Gluon Vision model prediction returns a vector of nan


#1

I am using a pretrained resnet50_v2 model from the model zoo. After a training epoch I would like to do some evaluations without dataloader. See a sample below:

img_path = 'path to img'
img = mx.img.imdecode(open(img_path, 'rb').read()).astype('float32')
img = mx.image.resize_short(img, cfg.common.image.rows)
img = mx.image.center_crop(img, (cfg.common.image.rows, cfg.common.image.rows))[0]
img /= 255
img = mx.img.color_normalize(img, mean, std)
img = img.transpose()
img = mx.nd.reshape(img, shape=((1,) + img.shape))

embedding = model(img)

However, each time I call model(img) I receive a vector of nan. Training seems to be working with the same code inside a dataloader.


#2

It seems the backpropagation causes issues.
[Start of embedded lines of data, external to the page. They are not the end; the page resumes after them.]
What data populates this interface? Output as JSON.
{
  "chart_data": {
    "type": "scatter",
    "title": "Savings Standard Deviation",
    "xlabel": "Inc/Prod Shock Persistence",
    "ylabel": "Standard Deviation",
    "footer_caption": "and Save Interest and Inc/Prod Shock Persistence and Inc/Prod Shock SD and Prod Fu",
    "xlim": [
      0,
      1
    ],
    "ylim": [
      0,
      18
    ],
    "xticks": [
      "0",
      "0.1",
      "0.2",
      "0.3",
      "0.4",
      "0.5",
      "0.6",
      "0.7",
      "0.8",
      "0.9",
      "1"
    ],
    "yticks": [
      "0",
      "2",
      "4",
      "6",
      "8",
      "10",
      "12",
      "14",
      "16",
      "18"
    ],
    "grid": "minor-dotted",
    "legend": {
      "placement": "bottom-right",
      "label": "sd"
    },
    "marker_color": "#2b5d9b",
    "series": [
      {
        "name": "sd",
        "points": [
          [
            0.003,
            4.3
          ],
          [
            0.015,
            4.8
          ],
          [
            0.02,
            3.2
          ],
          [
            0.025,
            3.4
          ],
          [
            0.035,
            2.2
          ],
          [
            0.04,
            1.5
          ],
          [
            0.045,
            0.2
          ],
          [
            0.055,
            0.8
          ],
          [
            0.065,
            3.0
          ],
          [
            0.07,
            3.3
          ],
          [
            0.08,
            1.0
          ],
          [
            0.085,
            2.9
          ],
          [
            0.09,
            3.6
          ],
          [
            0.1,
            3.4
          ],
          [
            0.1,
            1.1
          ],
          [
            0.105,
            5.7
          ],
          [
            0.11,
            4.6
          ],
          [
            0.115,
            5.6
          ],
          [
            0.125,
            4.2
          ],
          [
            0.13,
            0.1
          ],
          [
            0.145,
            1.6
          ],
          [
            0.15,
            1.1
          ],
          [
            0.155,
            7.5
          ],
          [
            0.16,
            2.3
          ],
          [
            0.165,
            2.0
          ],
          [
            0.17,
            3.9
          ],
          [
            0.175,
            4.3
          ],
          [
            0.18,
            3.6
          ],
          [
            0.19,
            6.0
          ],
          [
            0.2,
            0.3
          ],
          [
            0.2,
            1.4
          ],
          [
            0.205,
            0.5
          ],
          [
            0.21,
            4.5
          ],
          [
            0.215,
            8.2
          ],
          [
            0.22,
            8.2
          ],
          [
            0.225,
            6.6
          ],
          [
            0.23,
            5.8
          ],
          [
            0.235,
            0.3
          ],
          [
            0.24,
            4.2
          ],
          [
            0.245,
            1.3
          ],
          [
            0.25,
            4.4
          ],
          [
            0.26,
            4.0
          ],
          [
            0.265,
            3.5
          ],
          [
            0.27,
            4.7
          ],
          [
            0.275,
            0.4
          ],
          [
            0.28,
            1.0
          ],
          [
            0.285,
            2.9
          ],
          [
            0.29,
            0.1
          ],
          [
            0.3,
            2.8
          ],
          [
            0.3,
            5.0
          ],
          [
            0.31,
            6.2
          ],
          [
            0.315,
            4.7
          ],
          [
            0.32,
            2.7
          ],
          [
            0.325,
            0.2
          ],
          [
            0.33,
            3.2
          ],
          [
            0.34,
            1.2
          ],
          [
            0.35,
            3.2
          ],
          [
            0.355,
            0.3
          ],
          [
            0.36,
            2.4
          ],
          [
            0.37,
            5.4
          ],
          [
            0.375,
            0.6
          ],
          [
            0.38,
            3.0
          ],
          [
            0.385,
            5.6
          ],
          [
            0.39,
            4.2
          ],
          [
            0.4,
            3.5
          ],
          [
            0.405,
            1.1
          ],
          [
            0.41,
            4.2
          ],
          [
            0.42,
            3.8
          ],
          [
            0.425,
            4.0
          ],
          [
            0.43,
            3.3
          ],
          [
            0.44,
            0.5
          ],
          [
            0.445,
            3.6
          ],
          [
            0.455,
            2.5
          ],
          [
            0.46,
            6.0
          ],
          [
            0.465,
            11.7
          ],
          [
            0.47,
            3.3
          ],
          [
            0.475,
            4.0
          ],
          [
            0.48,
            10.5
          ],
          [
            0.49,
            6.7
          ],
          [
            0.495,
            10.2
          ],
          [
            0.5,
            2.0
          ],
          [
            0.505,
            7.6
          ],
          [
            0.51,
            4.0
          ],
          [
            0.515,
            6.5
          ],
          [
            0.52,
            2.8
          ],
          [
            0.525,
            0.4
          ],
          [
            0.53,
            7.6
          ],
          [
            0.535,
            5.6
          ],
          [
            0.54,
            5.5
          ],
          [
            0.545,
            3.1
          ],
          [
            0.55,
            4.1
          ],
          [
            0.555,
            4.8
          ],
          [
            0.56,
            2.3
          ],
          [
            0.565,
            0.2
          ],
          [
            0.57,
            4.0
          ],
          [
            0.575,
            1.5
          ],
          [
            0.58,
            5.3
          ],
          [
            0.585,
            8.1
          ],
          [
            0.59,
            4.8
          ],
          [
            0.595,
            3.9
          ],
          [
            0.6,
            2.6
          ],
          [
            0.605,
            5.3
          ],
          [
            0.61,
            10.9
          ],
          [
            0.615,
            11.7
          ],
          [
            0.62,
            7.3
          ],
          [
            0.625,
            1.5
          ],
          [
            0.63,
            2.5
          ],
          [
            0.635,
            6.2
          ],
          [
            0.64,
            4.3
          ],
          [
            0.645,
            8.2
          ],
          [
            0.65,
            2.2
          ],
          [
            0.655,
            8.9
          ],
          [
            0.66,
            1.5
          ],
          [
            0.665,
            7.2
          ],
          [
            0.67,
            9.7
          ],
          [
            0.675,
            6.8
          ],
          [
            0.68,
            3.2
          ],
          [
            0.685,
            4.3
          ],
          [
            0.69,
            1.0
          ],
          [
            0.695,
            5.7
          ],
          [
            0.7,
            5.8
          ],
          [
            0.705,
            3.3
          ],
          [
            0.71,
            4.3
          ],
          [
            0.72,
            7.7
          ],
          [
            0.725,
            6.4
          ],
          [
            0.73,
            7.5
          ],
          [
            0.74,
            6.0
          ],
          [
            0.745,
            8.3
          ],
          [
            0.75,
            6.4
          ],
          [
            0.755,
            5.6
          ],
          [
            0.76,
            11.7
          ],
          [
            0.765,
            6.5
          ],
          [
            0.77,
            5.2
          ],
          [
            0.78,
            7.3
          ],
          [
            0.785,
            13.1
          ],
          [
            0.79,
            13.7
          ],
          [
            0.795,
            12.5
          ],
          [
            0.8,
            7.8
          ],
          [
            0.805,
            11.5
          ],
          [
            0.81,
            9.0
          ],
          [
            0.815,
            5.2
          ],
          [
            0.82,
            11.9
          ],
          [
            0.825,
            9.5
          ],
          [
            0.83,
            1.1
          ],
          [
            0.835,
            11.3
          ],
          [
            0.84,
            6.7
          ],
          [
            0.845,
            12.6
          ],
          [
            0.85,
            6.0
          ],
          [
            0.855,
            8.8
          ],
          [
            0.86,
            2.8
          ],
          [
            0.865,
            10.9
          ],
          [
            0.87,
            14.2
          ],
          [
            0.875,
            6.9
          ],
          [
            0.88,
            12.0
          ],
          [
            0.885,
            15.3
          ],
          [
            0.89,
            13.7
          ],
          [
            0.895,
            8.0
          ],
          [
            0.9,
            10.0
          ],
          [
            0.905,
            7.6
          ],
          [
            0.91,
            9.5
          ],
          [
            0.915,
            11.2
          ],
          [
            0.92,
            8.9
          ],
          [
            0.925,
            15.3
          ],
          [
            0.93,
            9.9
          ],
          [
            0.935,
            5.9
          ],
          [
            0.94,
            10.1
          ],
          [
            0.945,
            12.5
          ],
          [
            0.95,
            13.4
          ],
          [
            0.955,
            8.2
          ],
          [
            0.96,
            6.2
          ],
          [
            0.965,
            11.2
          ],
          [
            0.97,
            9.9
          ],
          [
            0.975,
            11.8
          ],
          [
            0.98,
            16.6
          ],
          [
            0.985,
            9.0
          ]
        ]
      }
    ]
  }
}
After I call

with autograd.record():
    losses = [loss(*(model(X1, X2) + [Y])) for X1, X2, Y in zip(img1, img2, label)]

    for l in losses:
        l.backward()

the model becomes unusable. losses is a list of one NDArray with some floating values in it (no nan or inf)


#3

The issue was in my loss function, one exp function was returning inf.